+7,7%... C'est la croissance chinoise calculée sur les neuf premiers mois de l'année. Croissance en glissement annuel par rapport aux neuf premiers mois de 2008. Le PIB chinois a d'ores et déjà dépassé en 2009 les 2 100 milliards d'euros, en tenant compte de la variation des prix.
7,7%, c'est aussi 0,6 point de plus que la croissance observée lors du point précédent, celui qui avait été fait sur les six premiers mois de 2009. Enfin, dernier chiffre encourageant : celui de la croissance observée lors du seul troisième trimestre. Elle est de 8,9%.

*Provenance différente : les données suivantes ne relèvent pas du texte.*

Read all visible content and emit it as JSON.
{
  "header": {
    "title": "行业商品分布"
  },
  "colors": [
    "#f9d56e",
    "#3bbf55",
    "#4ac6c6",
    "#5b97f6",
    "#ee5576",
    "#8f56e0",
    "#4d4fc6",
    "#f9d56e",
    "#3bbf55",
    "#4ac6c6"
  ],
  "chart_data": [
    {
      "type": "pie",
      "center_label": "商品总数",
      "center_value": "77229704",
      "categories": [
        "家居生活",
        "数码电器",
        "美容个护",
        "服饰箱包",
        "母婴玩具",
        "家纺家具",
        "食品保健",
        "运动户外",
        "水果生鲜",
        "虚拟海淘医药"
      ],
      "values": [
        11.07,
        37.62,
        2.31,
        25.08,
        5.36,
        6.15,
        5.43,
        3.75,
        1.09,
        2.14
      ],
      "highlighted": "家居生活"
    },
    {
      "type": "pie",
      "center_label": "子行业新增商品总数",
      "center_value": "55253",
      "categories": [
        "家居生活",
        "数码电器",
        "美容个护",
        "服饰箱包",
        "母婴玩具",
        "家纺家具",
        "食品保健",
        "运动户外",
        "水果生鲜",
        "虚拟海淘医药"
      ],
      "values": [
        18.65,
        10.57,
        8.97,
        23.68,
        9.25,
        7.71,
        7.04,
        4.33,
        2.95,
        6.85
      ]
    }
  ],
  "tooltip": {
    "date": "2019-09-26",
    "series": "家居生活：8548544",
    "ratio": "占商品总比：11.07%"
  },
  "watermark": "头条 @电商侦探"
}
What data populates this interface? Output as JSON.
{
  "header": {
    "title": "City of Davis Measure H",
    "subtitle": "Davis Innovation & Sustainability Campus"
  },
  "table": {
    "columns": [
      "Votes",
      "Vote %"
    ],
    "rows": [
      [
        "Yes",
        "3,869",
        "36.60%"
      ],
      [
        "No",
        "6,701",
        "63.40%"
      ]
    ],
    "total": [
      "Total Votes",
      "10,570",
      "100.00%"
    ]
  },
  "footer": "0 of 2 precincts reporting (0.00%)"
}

Bref, des indicateurs meilleurs que prévus, qui permettent à la Chine d'afficher sa confiance. Le Bureau national des statistiques, par la voix de son porte-parole, Li Xiaochao, l'a répété : oui, la Chine va atteindre les 8% de croissance en 2009. Objectif, alors ambitieux, qu'elle s'était fixé en début d'année. Un objectif qui sera rempli sans aucun doute, précise le porte-parole :
« 7,7% de croissance, en moyenne, sur les neuf premiers mois, c'est une très bonne base pour réaliser l'objectif annuel de 8% de croissance. Avec ces chiffres, je suis convaincu que la Chine va atteindre ces 8% de croissance du PIB cette année, sans aucun doute.»
C'est toute une série de chiffres qu'a rendu publics le Bureau national des statistiques. Autre chiffre intéressant, par exemple : celui des investissements dans l'immobilier sur les neuf premiers mois de l'année. Ils ont atteint en Chine les 15 500 milliards d'euros. Ça fait une croissance annuelle de 33,4%. C'est 6,4 points de plus que l'an passé.
Pour les produits de consommation, pour quelques 900 milliards d'euros de produits ont été vendus au détail. Là aussi, le chiffre est en hausse : plus 15,1% de croissance. Un chiffre dû en grande partie à la demande intérieure, qui permet de tirer la croissance vers le haut, selon le porte-parole du Bureau national des statistiques :
« En matière d'investissement ou de consommation l'économie chinoise est stable et connaît une reprise. La demande intérieure joue un rôle très important.»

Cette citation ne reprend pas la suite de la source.